How are you verifying these images’ actual size? I don’t see any details about that. In docker images it will show “VIRTUAL SIZE” which is the size as if CoW didn’t exist. In most cases they’re actually a fair bit smaller than that due to CoW like you mention.

BTW, CoW doesn’t do anything “smart” :wink: – it’s just a property that some union filesystems have which allows them to, well, copy on write. By using this you can have a section of the filesystem which appears to be its own independent copy until someone (a container) actually attempts to change it and a new mutable layer gets “layered” on top by copying the old version and applying the requested modification.

I used docker history command as shown in the script output. Also used dockviz but it gives the same information as the history command presented in a fancy way.

I’ve also browsed the docker folder where image layers are stored and found the files in duplicated in there too.

The images have the size shown by the docker history command, no doubt about that because I see the layer sizes when I push the image to the registry.

Have you looked at the github issue I mentioned? apparently this “BUG” is happening because I use AUFS storage and is not present with OVERLAY storage for example, but I haven’t tested it yet.

I’ve read about the CoW feature, but it seems that it doesn’t apply here.

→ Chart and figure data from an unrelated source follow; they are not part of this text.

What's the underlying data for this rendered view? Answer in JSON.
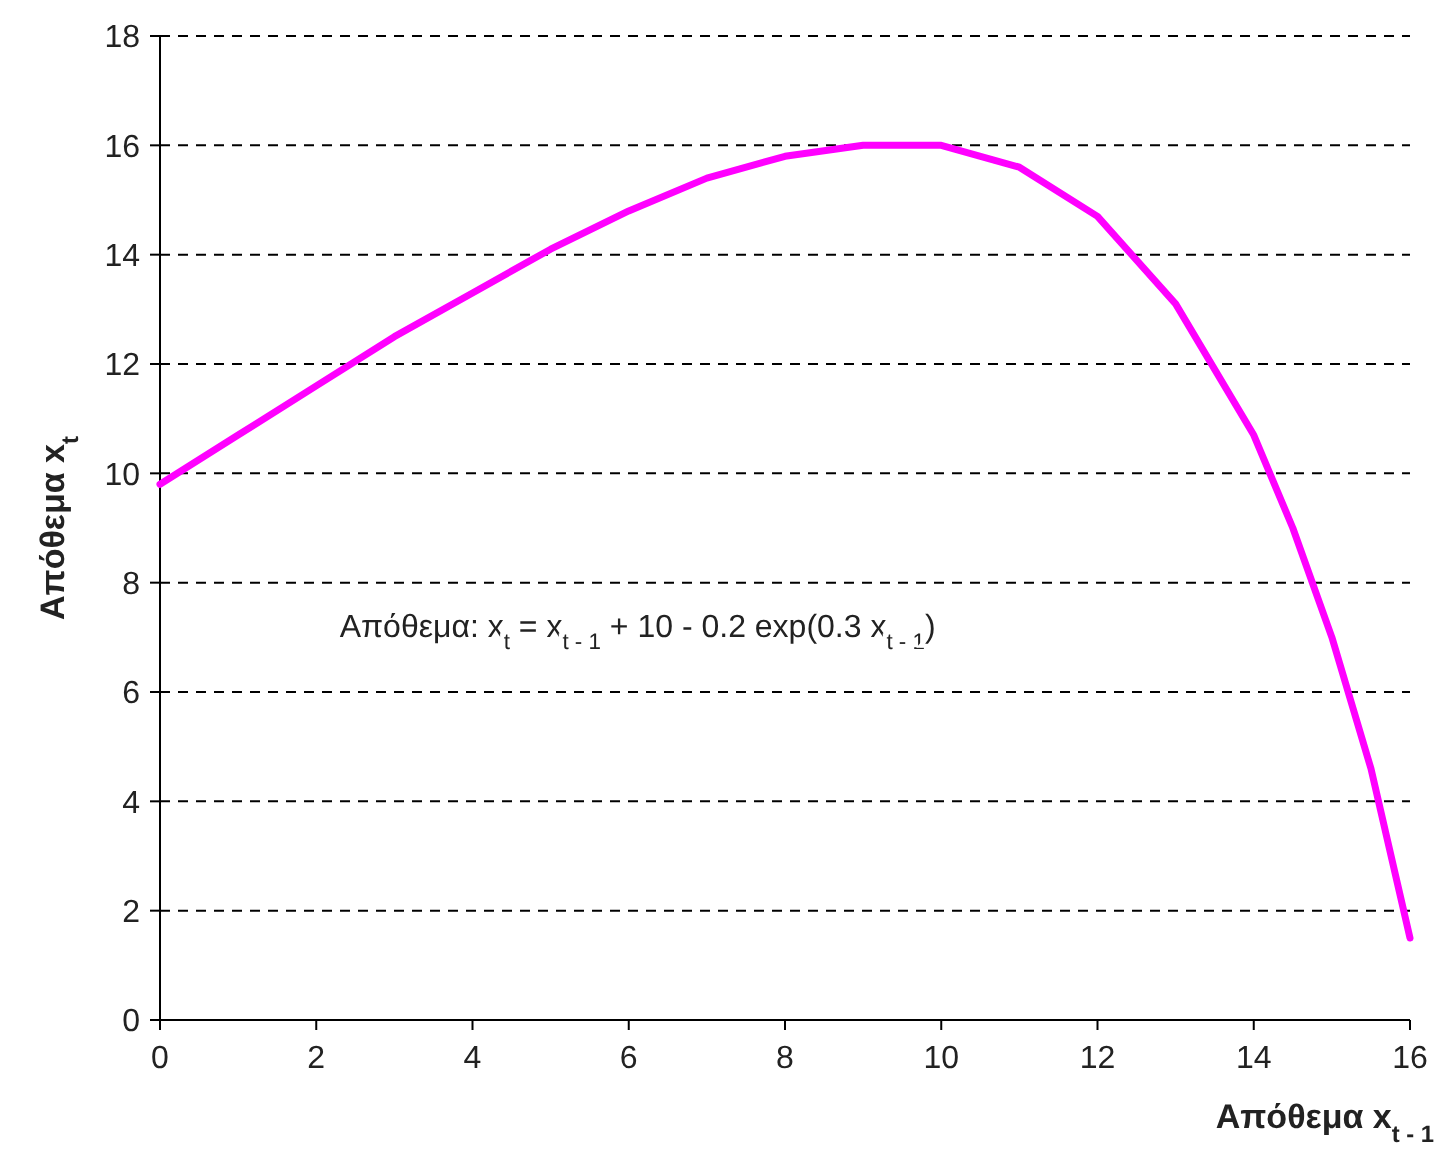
{
  "chart_data": {
    "type": "line",
    "xlabel": "Απόθεμα x$_{t - 1}$",
    "ylabel": "Απόθεμα x$_{t}$",
    "x": [
      0,
      1,
      2,
      3,
      4,
      5,
      6,
      7,
      8,
      9,
      10,
      11,
      12,
      13,
      14,
      14.5,
      15,
      15.5,
      16
    ],
    "series": [
      {
        "color": "#ff00ff",
        "values": [
          9.8,
          10.7,
          11.6,
          12.5,
          13.3,
          14.1,
          14.8,
          15.4,
          15.8,
          16.0,
          16.0,
          15.6,
          14.7,
          13.1,
          10.7,
          9.0,
          7.0,
          4.6,
          1.5
        ]
      }
    ],
    "xlim": [
      0,
      16
    ],
    "xticks": [
      0,
      2,
      4,
      6,
      8,
      10,
      12,
      14,
      16
    ],
    "ylim": [
      0,
      18
    ],
    "yticks": [
      0,
      2,
      4,
      6,
      8,
      10,
      12,
      14,
      16,
      18
    ],
    "grid": "y",
    "marker": "none",
    "line_style": "solid",
    "annotations": [
      "Απόθεμα: x$_{t}$ = x$_{t - 1}$ + 10 - 0.2 exp(0.3 x$_{t - 1}$)"
    ]
  }
}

Didn’t see the linked issue, good call out.

As noted by Tonis in the issue, it seems to be intended behavior in AUFS’s case, not necessarily a bug. To gain the effect of using the differs from other filesystems in AUFS would lose some other major benefits of that storage driver.

Why not split your build up into a few sub-components and add things in piecemeal instead of one large COPY operation?

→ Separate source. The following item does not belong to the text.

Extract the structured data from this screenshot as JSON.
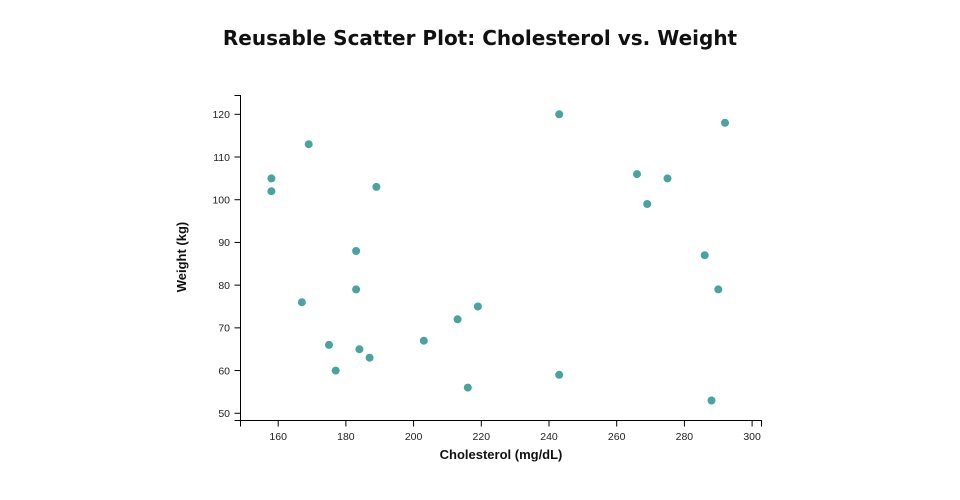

I thought that the different storage drivers docker uses had pros and cons regarding performance and portability to other systems, never thought that they have an impact on image build process.

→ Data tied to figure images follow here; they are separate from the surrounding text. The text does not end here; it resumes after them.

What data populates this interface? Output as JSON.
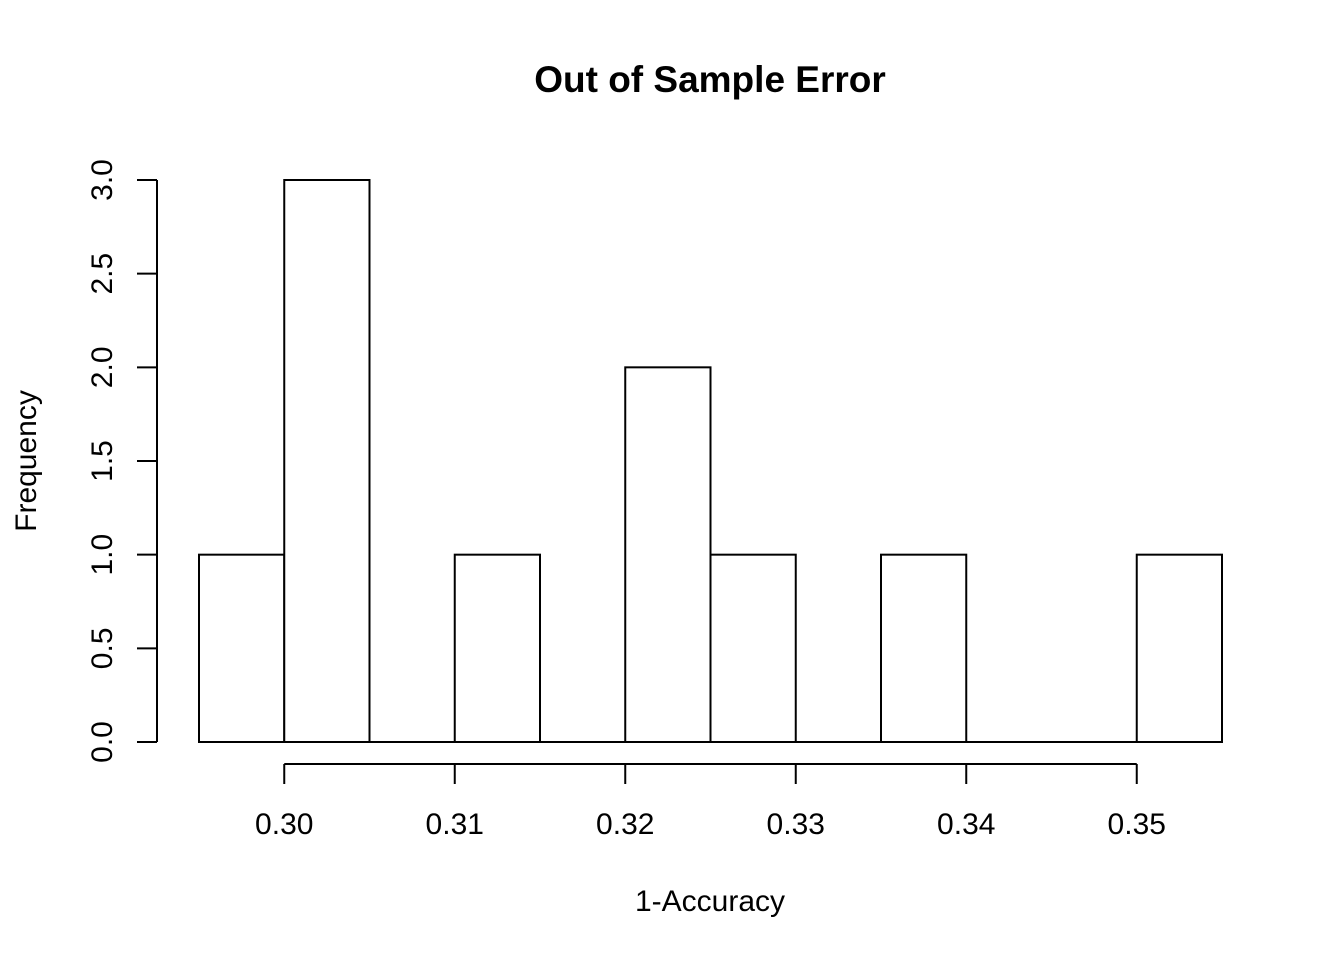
{
  "chart_data": {
    "type": "bar",
    "subtype": "histogram",
    "title": "Out of Sample Error",
    "xlabel": "1-Accuracy",
    "ylabel": "Frequency",
    "bins": [
      {
        "start": 0.295,
        "end": 0.3,
        "count": 1
      },
      {
        "start": 0.3,
        "end": 0.305,
        "count": 3
      },
      {
        "start": 0.305,
        "end": 0.31,
        "count": 0
      },
      {
        "start": 0.31,
        "end": 0.315,
        "count": 1
      },
      {
        "start": 0.315,
        "end": 0.32,
        "count": 0
      },
      {
        "start": 0.32,
        "end": 0.325,
        "count": 2
      },
      {
        "start": 0.325,
        "end": 0.33,
        "count": 1
      },
      {
        "start": 0.33,
        "end": 0.335,
        "count": 0
      },
      {
        "start": 0.335,
        "end": 0.34,
        "count": 1
      },
      {
        "start": 0.34,
        "end": 0.345,
        "count": 0
      },
      {
        "start": 0.345,
        "end": 0.35,
        "count": 0
      },
      {
        "start": 0.35,
        "end": 0.355,
        "count": 1
      }
    ],
    "xlim": [
      0.295,
      0.355
    ],
    "ylim": [
      0,
      3.0
    ],
    "x_ticks": [
      "0.30",
      "0.31",
      "0.32",
      "0.33",
      "0.34",
      "0.35"
    ],
    "y_ticks": [
      "0.0",
      "0.5",
      "1.0",
      "1.5",
      "2.0",
      "2.5",
      "3.0"
    ],
    "grid": false
  }
}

Given the same input files and Dockerfile, shouldn’t Docker output the same image layers during the build process (same size, same SHA, etc.) so that you can share images images built on different computers? Otherwise, when working with a CI system, all the machines that are used as CI workers to build the images for testing, deployment, etc. should have the same storage driver configuration. Is that correct?

In the end the final image / filesystem you get should be the same between storage drivers. You can easily pull an image built with aufs and run it on overlay. It’s how the diff is calculated between the layers that differs from storage driver to storage driver.